One of the prognostic factors corresponding to poor 5-year DFS in our study was lymphovascular or perineural invasion. Microscopic lymphovascular or perineural invasion indicates a higher invasive propensity of the tumor and is a high-risk feature of stage II colon cancer [31]. Lymphovascular or perineural invasion was also identified as an independent unfavorable prognostic factor for DFS in the study published by Park et al. [32] and an independent poor prognostic factor of shortened OS and DFS in the study by Leonard et al. [33].
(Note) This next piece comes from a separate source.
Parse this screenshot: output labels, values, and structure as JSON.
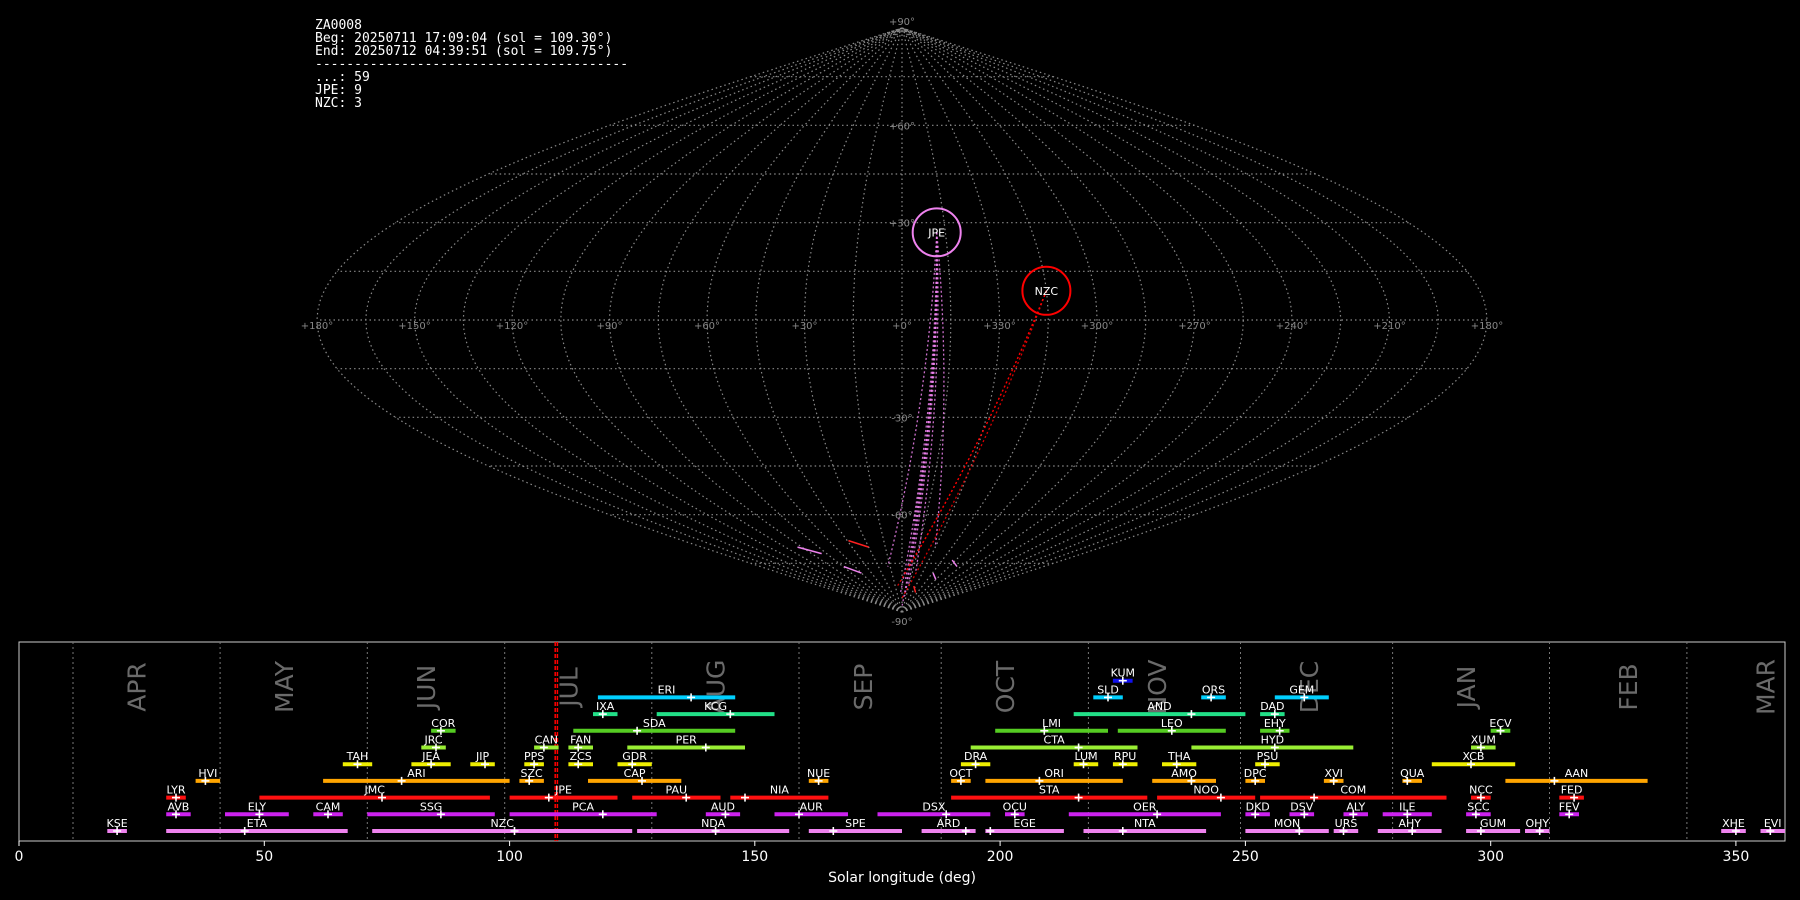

This current study had several limitations. First, age was still unavoidably an important determinant and was a potential selection bias during the selection of the postoperative treatment modality. In our study, among the patients pretreated with nCRT and surgery, a significant imbalance was observed in the age distribution between patients with AC and those without AC. In addition, AC was intended to be administered younger patients with fewer comorbidities and better physical performance. The second limitation was the retrospective nature of data collection, which weakened the strength of the interpretation. For example, the tumor locations (distance above the anal verge) were different between patients receiving AC and those not receiving AC. Moreover, the impact of prognostic factors (retrieved LNs < 12 and the presence of lymphovascular invasion) should be examined in a larger study sample in order to consolidate the findings. Third, the study was a single-institution, retrospective cohort study, which may also have led to a potential selection bias. Further large-scale, prospective, randomized studies are warranted and may overcome these weaknesses. Nevertheless, we believe that the current results provide important information regarding the effectiveness of AC in the ypT0-T2N0 patient subgroup for clinical judgment.

Conclusion

Our study revisited the need for the universal use of AC irrespective of the final pathological stage in patients with locally advanced rectal cancer pretreated with nCRT and radical surgical resection. Additionally, we suggest that patients with ypT0-2N0 rectal cancer may not need AC, especially those without adverse prognostic factors.